2. Key Observations  
• Any crossing of two chords creates extra regions. To minimize regions, no two chords should cross.  
• The number of ways to draw k non‐crossing chords on 2·k points on a circle is the k-th Catalan number:  
    Cₖ = (1/(k+1))·binomial(2k, k)  
• A non‐crossing matching of k chords splits the disk into exactly k+1 regions.  

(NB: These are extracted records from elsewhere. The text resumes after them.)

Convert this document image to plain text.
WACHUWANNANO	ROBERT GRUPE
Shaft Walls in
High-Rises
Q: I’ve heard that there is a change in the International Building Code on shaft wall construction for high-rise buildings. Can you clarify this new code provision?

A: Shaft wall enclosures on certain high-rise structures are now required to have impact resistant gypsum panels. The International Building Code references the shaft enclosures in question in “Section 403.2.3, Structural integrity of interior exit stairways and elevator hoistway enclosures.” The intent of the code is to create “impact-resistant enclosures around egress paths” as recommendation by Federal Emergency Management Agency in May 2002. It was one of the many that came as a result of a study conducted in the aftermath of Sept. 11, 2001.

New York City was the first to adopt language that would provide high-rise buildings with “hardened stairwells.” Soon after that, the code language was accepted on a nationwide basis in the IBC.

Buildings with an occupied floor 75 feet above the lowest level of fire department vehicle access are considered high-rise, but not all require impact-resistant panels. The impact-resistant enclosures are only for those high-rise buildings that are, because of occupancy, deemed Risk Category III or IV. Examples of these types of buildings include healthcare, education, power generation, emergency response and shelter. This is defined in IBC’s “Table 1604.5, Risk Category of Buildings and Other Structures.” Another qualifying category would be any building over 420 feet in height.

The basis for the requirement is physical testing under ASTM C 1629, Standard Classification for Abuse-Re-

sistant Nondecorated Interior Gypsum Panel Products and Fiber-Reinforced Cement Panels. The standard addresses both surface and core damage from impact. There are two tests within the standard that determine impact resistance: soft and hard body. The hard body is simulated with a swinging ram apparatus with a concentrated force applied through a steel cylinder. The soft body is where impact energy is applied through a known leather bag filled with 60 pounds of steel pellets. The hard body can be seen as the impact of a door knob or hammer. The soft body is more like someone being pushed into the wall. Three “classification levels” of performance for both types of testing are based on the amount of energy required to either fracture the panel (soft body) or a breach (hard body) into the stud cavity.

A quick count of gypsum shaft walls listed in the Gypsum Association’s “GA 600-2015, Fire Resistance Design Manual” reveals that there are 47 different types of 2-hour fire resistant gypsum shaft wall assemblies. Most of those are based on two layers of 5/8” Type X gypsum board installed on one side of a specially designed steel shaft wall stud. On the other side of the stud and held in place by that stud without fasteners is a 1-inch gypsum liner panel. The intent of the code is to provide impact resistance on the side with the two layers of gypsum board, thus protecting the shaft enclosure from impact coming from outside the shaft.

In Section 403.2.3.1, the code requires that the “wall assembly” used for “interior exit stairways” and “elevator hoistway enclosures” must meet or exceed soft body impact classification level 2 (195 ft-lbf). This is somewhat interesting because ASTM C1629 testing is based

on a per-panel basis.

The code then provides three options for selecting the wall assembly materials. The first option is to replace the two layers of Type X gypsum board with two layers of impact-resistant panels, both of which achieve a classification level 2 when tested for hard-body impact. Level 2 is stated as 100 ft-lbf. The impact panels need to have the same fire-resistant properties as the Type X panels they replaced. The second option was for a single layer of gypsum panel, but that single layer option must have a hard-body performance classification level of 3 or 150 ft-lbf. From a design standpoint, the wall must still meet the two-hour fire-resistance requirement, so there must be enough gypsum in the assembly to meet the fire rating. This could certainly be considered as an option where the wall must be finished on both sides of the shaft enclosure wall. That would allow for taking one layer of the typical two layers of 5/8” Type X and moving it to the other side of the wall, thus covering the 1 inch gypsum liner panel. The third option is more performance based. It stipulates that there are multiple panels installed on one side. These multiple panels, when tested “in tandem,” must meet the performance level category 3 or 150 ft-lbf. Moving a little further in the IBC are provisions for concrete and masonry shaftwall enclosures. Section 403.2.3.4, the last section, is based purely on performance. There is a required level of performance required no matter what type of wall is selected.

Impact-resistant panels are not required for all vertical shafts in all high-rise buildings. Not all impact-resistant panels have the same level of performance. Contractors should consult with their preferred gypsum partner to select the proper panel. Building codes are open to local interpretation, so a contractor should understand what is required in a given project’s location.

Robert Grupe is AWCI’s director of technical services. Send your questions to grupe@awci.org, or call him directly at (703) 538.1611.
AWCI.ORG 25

3. Full Solution Approach  
1. Read integer k (1 ≤ k ≤ 30).  
2. Compute the sequence of Catalan numbers C[0…k] via the standard DP recurrence:  
     C[0] = 1  
     For n = 1…k:  
       C[n] = Σ_{i=0…n−1} (C[i] · C[n−1−i])  
3. Then N = C[k], and P = k + 1.  
4. Print N and P.  

Time complexity is O(k²), which is trivial for k ≤ 30. The largest Catalan number here (C₃₀ ≈ 3.9·10¹⁴) fits in a 64‐bit signed integer.

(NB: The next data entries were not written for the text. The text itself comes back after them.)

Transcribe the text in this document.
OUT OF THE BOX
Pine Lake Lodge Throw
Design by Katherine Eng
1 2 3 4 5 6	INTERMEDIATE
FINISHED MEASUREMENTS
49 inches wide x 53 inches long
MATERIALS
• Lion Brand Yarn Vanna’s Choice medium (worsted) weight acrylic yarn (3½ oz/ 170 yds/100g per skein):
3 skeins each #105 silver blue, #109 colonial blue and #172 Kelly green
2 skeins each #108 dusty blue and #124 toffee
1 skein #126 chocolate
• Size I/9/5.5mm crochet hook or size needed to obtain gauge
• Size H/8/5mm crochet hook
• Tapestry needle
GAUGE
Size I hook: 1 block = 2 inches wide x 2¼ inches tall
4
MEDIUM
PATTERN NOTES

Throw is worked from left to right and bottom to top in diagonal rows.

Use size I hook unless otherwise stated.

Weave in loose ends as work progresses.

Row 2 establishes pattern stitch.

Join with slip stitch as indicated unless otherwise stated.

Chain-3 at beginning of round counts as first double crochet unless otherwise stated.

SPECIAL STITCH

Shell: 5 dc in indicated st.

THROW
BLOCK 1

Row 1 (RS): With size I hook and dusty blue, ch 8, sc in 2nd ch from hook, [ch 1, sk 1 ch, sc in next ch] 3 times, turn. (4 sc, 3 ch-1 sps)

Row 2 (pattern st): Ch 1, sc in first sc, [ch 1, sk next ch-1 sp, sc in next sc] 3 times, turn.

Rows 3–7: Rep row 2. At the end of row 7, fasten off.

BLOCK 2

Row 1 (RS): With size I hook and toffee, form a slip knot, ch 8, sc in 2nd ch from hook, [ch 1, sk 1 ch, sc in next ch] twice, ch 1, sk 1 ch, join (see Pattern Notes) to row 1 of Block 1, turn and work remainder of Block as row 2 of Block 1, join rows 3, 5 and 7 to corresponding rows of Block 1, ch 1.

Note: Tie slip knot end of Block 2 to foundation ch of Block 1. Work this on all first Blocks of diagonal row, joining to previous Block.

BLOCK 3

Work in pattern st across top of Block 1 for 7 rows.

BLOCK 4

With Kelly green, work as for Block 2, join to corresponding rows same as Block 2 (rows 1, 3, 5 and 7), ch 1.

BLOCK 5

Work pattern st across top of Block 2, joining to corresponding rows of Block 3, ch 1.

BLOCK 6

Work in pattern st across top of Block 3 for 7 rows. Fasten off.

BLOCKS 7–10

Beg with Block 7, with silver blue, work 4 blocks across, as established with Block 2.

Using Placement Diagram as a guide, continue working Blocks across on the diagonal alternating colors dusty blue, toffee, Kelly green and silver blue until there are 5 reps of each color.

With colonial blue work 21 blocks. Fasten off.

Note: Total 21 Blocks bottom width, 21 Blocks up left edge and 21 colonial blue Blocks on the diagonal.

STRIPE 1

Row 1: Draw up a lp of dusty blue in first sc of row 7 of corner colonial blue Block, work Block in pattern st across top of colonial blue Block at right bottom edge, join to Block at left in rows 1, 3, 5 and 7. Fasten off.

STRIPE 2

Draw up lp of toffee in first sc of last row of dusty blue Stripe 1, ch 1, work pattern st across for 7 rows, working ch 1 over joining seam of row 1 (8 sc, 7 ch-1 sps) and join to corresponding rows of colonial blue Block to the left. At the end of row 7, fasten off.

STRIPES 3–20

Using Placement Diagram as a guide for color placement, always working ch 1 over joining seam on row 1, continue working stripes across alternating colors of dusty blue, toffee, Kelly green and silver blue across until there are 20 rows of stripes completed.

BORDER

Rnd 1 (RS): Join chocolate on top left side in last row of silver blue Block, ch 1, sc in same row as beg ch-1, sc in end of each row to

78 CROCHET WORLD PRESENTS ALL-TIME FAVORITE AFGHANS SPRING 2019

4. C++ Implementation with Detailed Comments  
#include <iostream>  
using namespace std;  

int main() {
    ios::sync_with_stdio(false);
    cin.tie(nullptr);

    int k;
    cin >> k;               // Number of chord pairs

    // C[i] will hold the i-th Catalan number
    long long C[31] = {0};
    C[0] = 1;               // Base case

    // Build Catalan numbers via the recurrence
    // C[n] = sum_{i=0..n-1} C[i] * C[n-1-i]
    for (int n = 1; n <= k; n++) {
        C[n] = 0;
        for (int i = 0; i < n; i++) {
            C[n] += C[i] * C[n - 1 - i];
        }
    }

    long long N = C[k];     // Number of non-crossing matchings
    int P = k + 1;          // Minimal regions

    cout << N << " " << P << "\n";
    return 0;
}

5. Python Implementation with Detailed Comments  
def main():  
    import sys  
    data = sys.stdin.read().split()  
    k = int(data[0])        # Number of chord pairs

    # Prepare a list for Catalan numbers up to index k
    C = [0] * (k + 1)
    C[0] = 1               # Base case

    # Compute Catalan numbers via convolution DP
    for n in range(1, k + 1):
        total = 0
        for i in range(n):
            total += C[i] * C[n - 1 - i]
        C[n] = total

    N = C[k]               # Number of ways
    P = k + 1              # Minimal number of regions

    # Output the result
    print(N, P)

if __name__ == "__main__":
    main()